Hüseyin Yücel: Derbilerin favorisi olmaz

Beşiktaş Kulübü Yönetim Kurulu Üyesi Hüseyin Yücel, “Galatasaray’ın kendi evinde oynaması bir avantaj. Sonuçta ev sahibi olarak, taraftar desteği de olacak ama sadece Galatasaray-Beşiktaş maçı için değil tüm derbilerde favori olmaz” dedi.

Hüseyin Yücel: Derbilerin favorisi olmaz
A+
A-
2 Mayıs 2019 11:56

Spor Toto Süper Lig’in 31’inci haftasında zirve yarışını yakından ilgilendiren karşılaşmada Galatasaray, sahasında Beşiktaş’ı konuk edecek. Derbi maçı öncesinde Beşiktaş yönetim kurulu üyesi Hüseyin Yücel, Demirören Haber Ajansı’na özel açıklamalarda bulundu.
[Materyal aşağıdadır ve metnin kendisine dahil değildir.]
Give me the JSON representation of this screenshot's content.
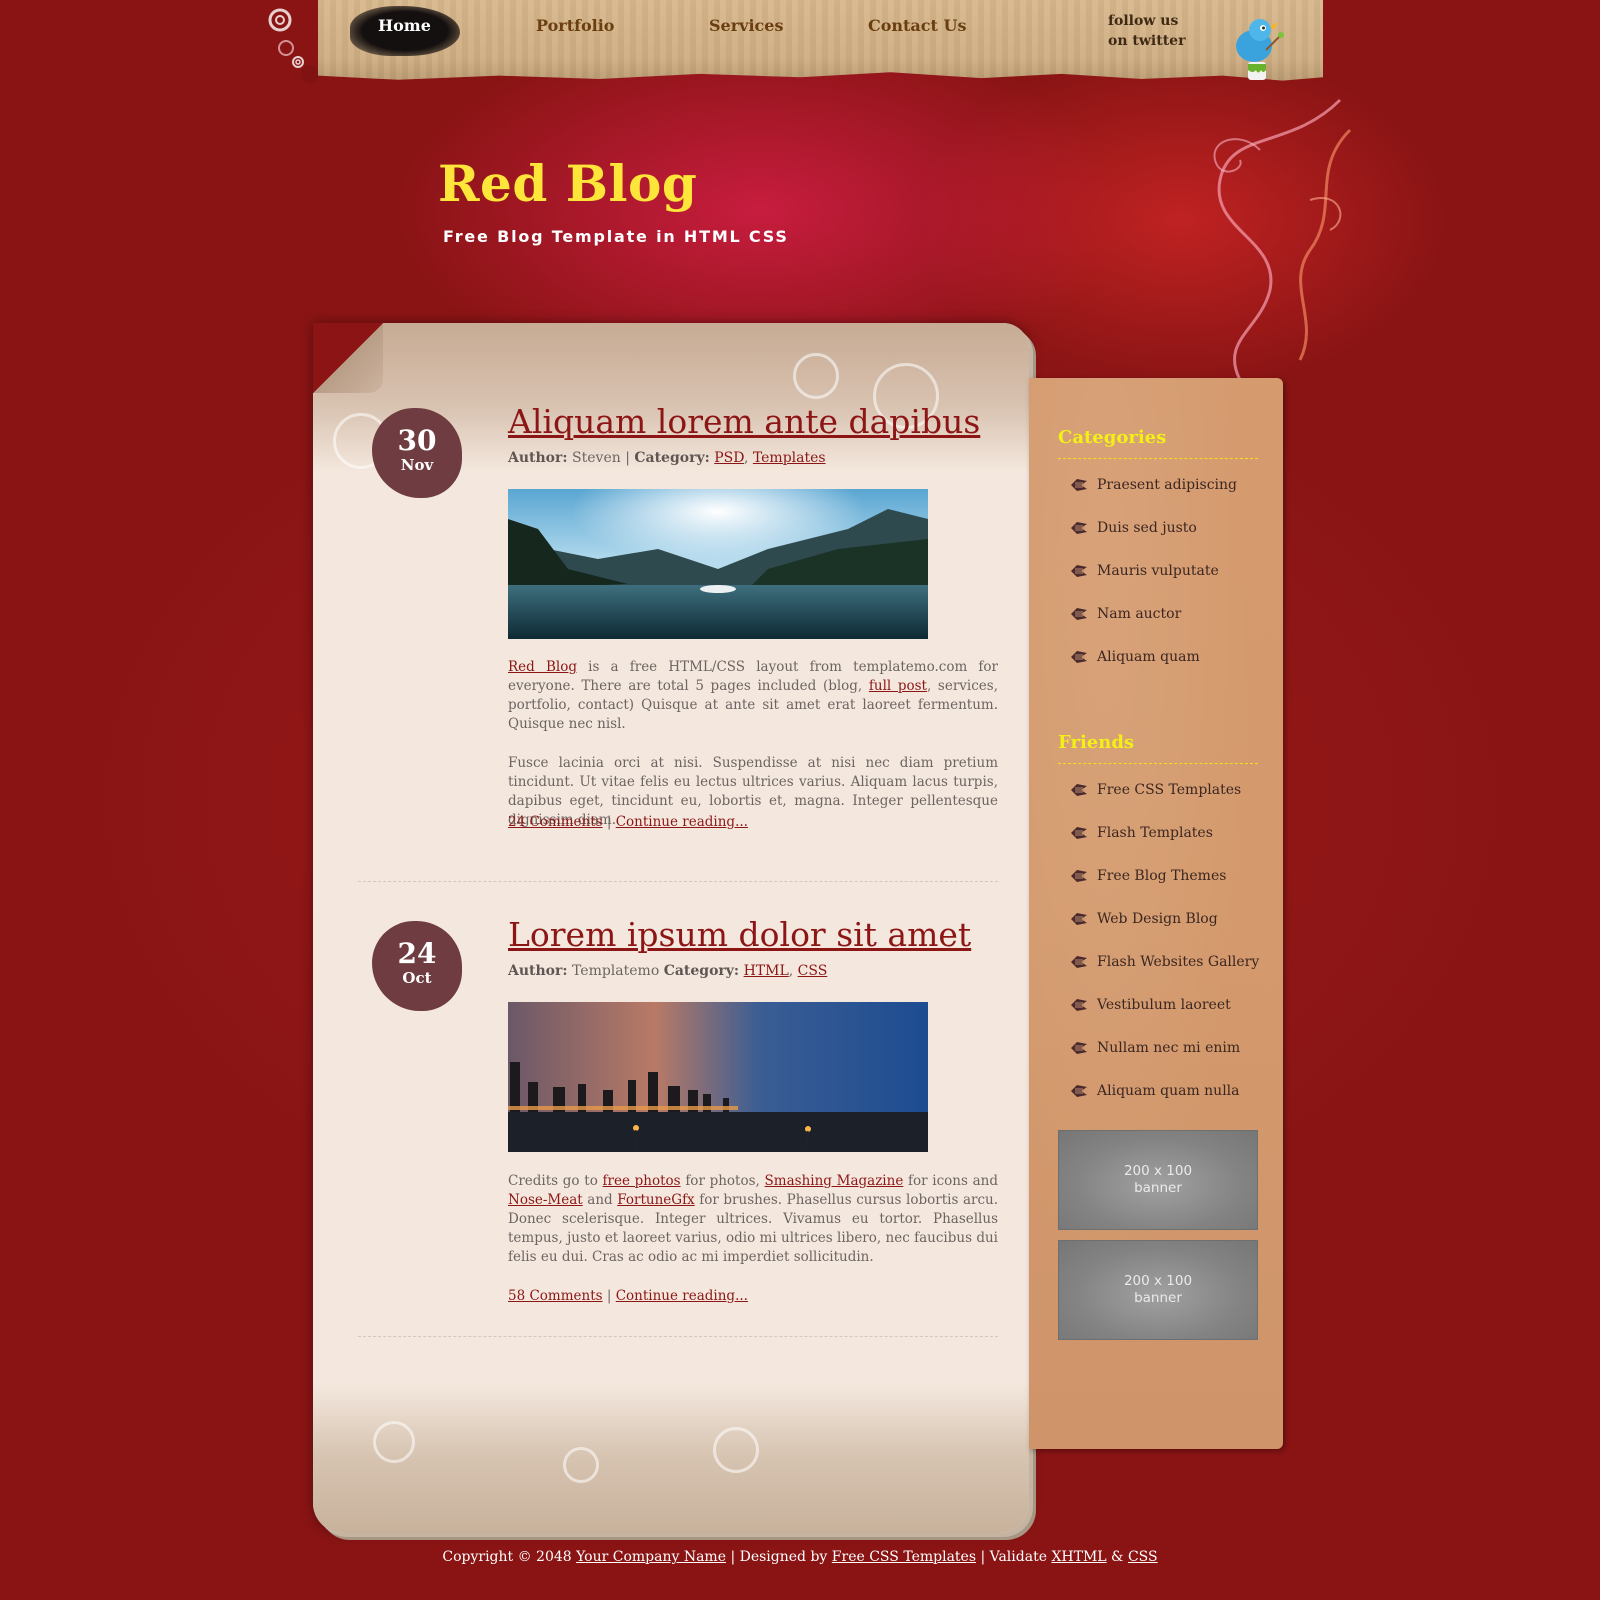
{
  "nav": {
    "items": [
      {
        "label": "Home",
        "active": true
      },
      {
        "label": "Portfolio",
        "active": false
      },
      {
        "label": "Services",
        "active": false
      },
      {
        "label": "Contact Us",
        "active": false
      }
    ],
    "twitter": {
      "line1": "follow us",
      "line2": "on twitter",
      "icon": "twitter-bird-icon"
    }
  },
  "header": {
    "title": "Red Blog",
    "subtitle": "Free Blog Template in HTML CSS"
  },
  "posts": [
    {
      "day": "30",
      "month": "Nov",
      "title": "Aliquam lorem ante dapibus",
      "author_label": "Author:",
      "author": "Steven",
      "separator": "|",
      "category_label": "Category:",
      "categories": [
        "PSD",
        "Templates"
      ],
      "image_alt": "mountain lake landscape",
      "paragraph1": {
        "link1": "Red Blog",
        "text1": " is a free HTML/CSS layout from templatemo.com for everyone. There are total 5 pages included (blog, ",
        "link2": "full post",
        "text2": ", services, portfolio, contact) Quisque at ante sit amet erat laoreet fermentum. Quisque nec nisl."
      },
      "paragraph2": "Fusce lacinia orci at nisi. Suspendisse at nisi nec diam pretium tincidunt. Ut vitae felis eu lectus ultrices varius. Aliquam lacus turpis, dapibus eget, tincidunt eu, lobortis et, magna. Integer pellentesque dignissim diam.",
      "comments": "24 Comments",
      "continue": "Continue reading..."
    },
    {
      "day": "24",
      "month": "Oct",
      "title": "Lorem ipsum dolor sit amet",
      "author_label": "Author:",
      "author": "Templatemo",
      "category_label": "Category:",
      "categories": [
        "HTML",
        "CSS"
      ],
      "image_alt": "city skyline at dusk",
      "paragraph1": {
        "text0": "Credits go to ",
        "link1": "free photos",
        "text1": " for photos, ",
        "link2": "Smashing Magazine",
        "text2": " for icons and ",
        "link3": "Nose-Meat",
        "text3": " and ",
        "link4": "FortuneGfx",
        "text4": " for brushes. Phasellus cursus lobortis arcu. Donec scelerisque. Integer ultrices. Vivamus eu tortor. Phasellus tempus, justo et laoreet varius, odio mi ultrices libero, nec faucibus dui felis eu dui. Cras ac odio ac mi imperdiet sollicitudin."
      },
      "comments": "58 Comments",
      "continue": "Continue reading..."
    }
  ],
  "sidebar": {
    "categories": {
      "heading": "Categories",
      "items": [
        "Praesent adipiscing",
        "Duis sed justo",
        "Mauris vulputate",
        "Nam auctor",
        "Aliquam quam"
      ]
    },
    "friends": {
      "heading": "Friends",
      "items": [
        "Free CSS Templates",
        "Flash Templates",
        "Free Blog Themes",
        "Web Design Blog",
        "Flash Websites Gallery",
        "Vestibulum laoreet",
        "Nullam nec mi enim",
        "Aliquam quam nulla"
      ]
    },
    "banners": [
      {
        "line1": "200 x 100",
        "line2": "banner"
      },
      {
        "line1": "200 x 100",
        "line2": "banner"
      }
    ]
  },
  "footer": {
    "copyright": "Copyright © 2048 ",
    "company": "Your Company Name",
    "designed_by": " | Designed by ",
    "designer": "Free CSS Templates",
    "validate": " | Validate ",
    "xhtml": "XHTML",
    "amp": " & ",
    "css": "CSS"
  },
  "colors": {
    "accent_title": "#fde53a",
    "link": "#8c1616",
    "sidebar_heading": "#f2f016",
    "background": "#8a1414"
  }
}
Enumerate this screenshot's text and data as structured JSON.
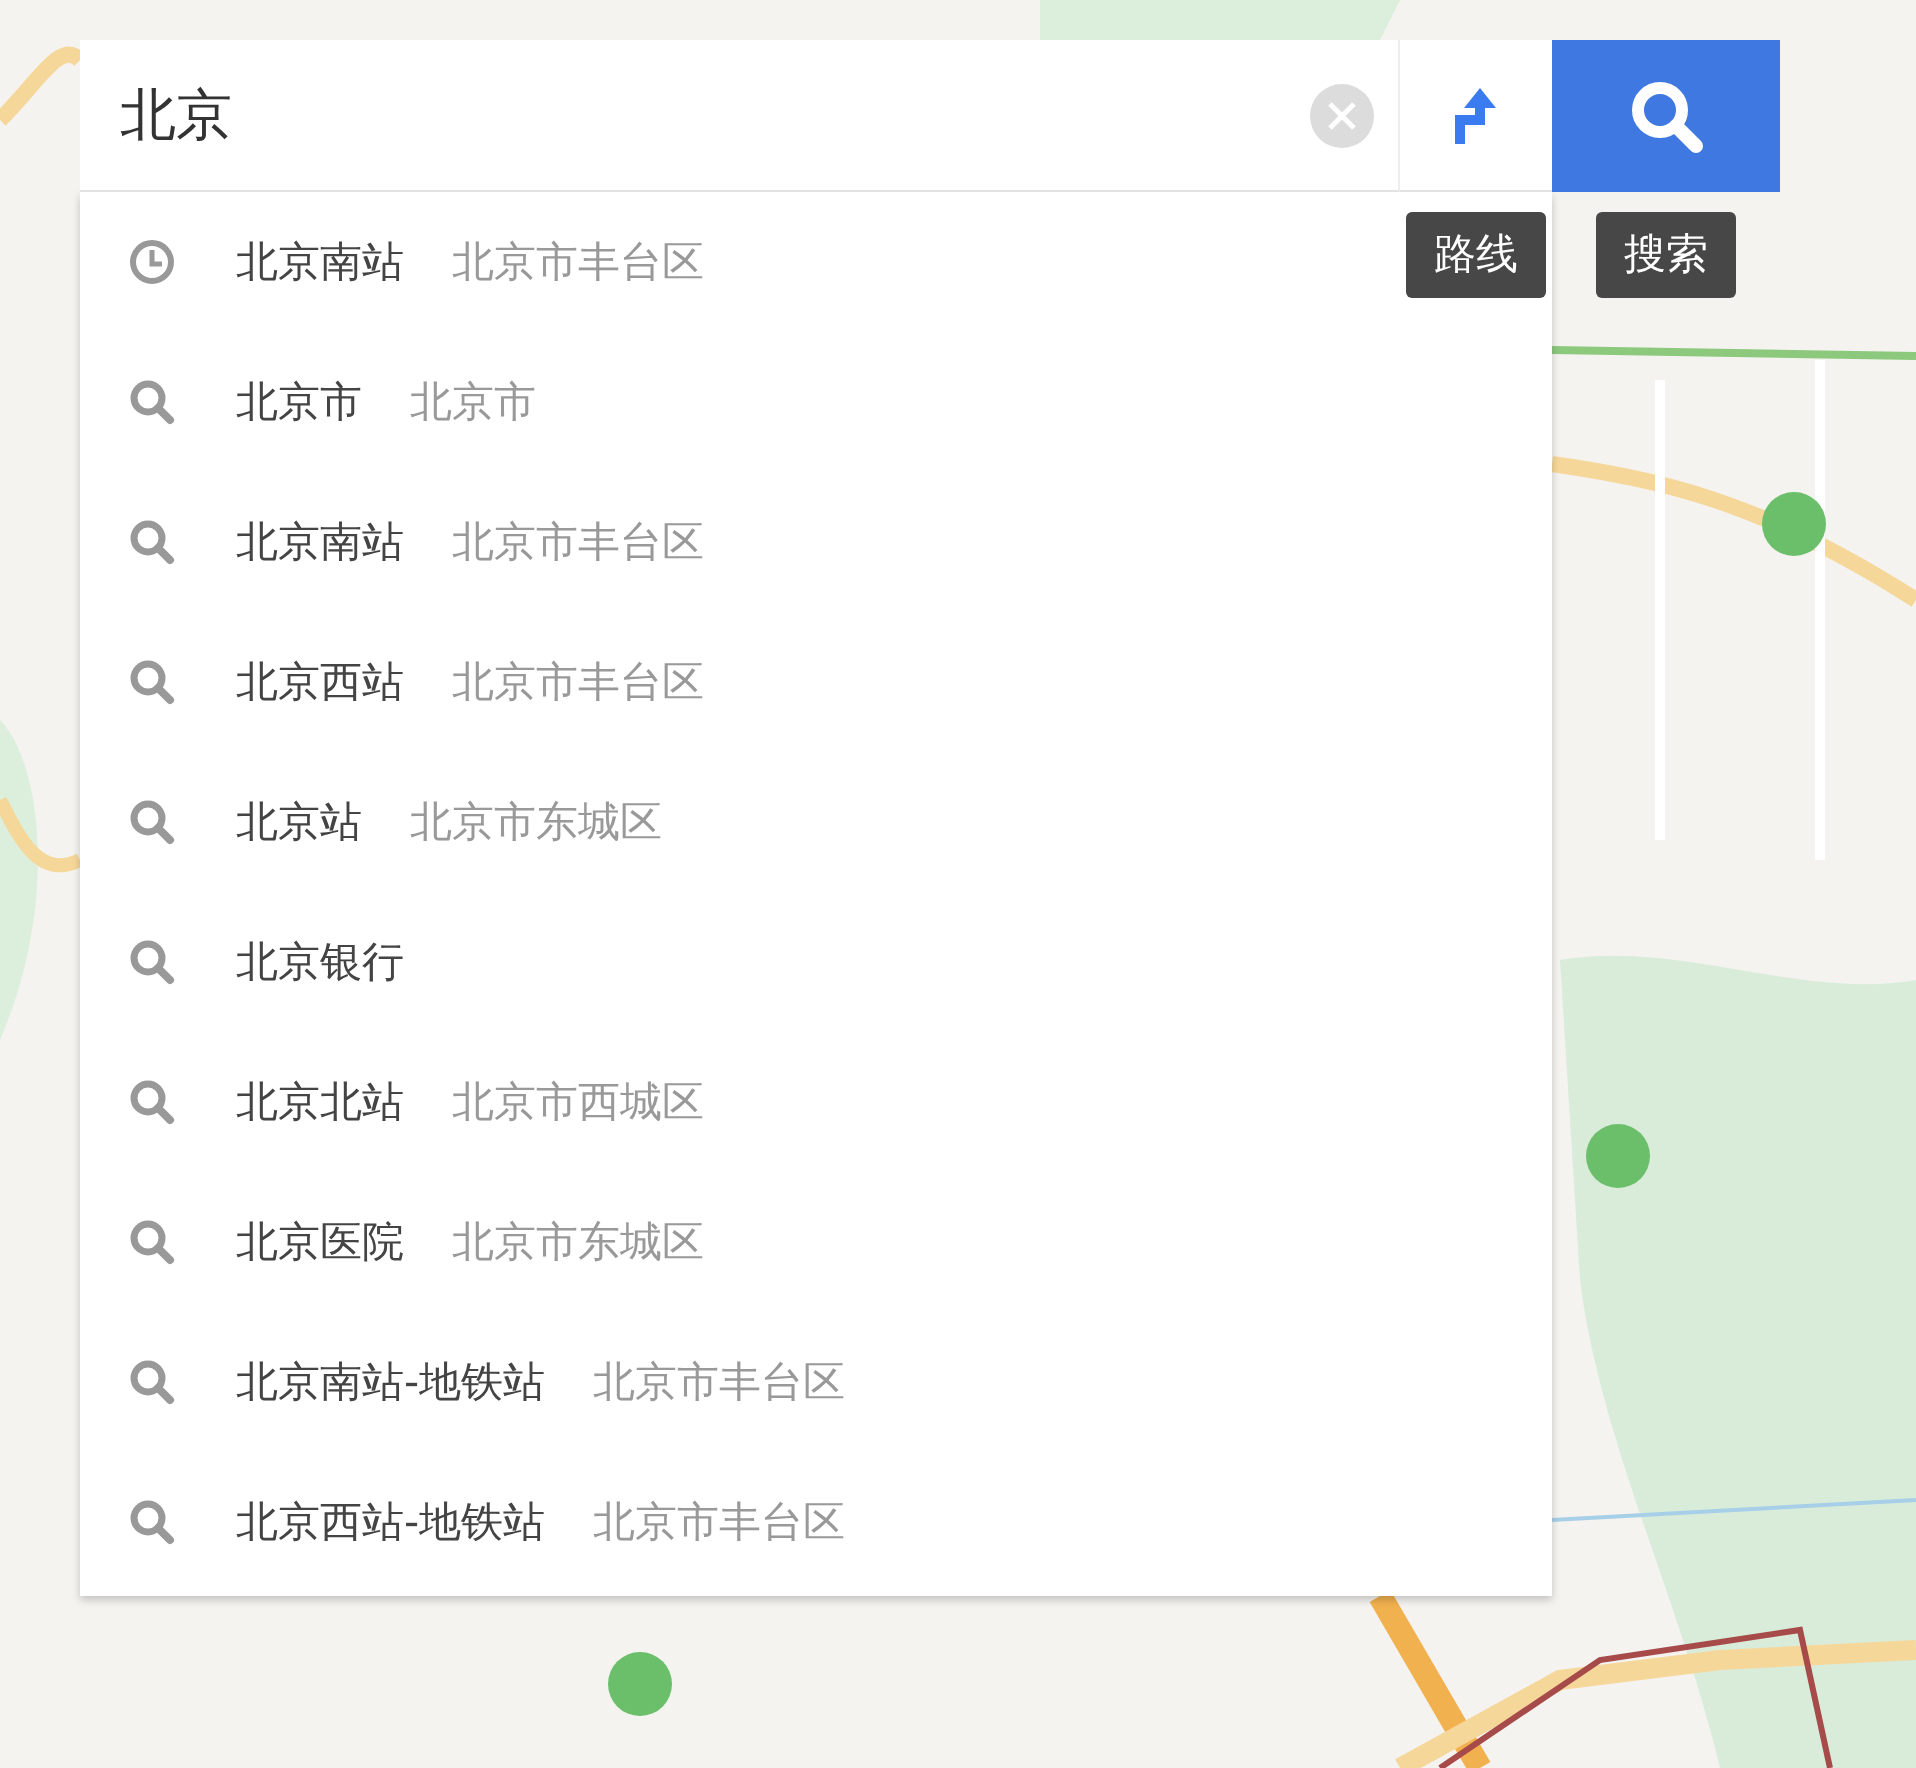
{
  "search": {
    "value": "北京"
  },
  "route_button": {
    "tooltip": "路线"
  },
  "search_button": {
    "tooltip": "搜索"
  },
  "suggestions": [
    {
      "kind": "history",
      "name": "北京南站",
      "district": "北京市丰台区"
    },
    {
      "kind": "search",
      "name": "北京市",
      "district": "北京市"
    },
    {
      "kind": "search",
      "name": "北京南站",
      "district": "北京市丰台区"
    },
    {
      "kind": "search",
      "name": "北京西站",
      "district": "北京市丰台区"
    },
    {
      "kind": "search",
      "name": "北京站",
      "district": "北京市东城区"
    },
    {
      "kind": "search",
      "name": "北京银行"
    },
    {
      "kind": "search",
      "name": "北京北站",
      "district": "北京市西城区"
    },
    {
      "kind": "search",
      "name": "北京医院",
      "district": "北京市东城区"
    },
    {
      "kind": "search",
      "name": "北京南站-地铁站",
      "district": "北京市丰台区"
    },
    {
      "kind": "search",
      "name": "北京西站-地铁站",
      "district": "北京市丰台区"
    }
  ]
}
Siyah-beyazlı takımın ligin ikinci yarısında iyi bir hava yakaladığına dikkat çeken Hüseyin Yücel, “Beşiktaş olarak ligin 2’nci yarısında çok güzel bir hava yakaladık. Futbolcusu, yönetimi taraftarıyla A’dan Z’ye çok güzel bir futbol oynayarak çok güzel bir atmosferde maçlarımıza devam ediyoruz. Şu anda da 3 takım arasında geçen şampiyonluk yarışı iyice kızıştı. Bu hafta da Galatasaray’a karşı çok önemli bir derbi maçımız var. Takımın 2’nci yarısındaki performansına bakıldığı zaman benim inancım maçı kazanacağımız yönünde. En azından maçı kazanmak için elimizden geleni yapacağız. Takım şu an kenetlenmiş durumda ve inanıyorum ki 90 dakika sonunda gülen taraf biz olacağız. Bu maçın ayrı bir önemi de şampiyonluğu ciddi bir şekilde etkileyecek olması. Her iki taraf için de buradan alınacak olumlu bir sonuç takımın önünü açacak ve rahatlatacak. Biz Beşiktaş olarak bu maça kenetlendik, maça da ciddi bir şekilde konsantre olduk” diye konuştu.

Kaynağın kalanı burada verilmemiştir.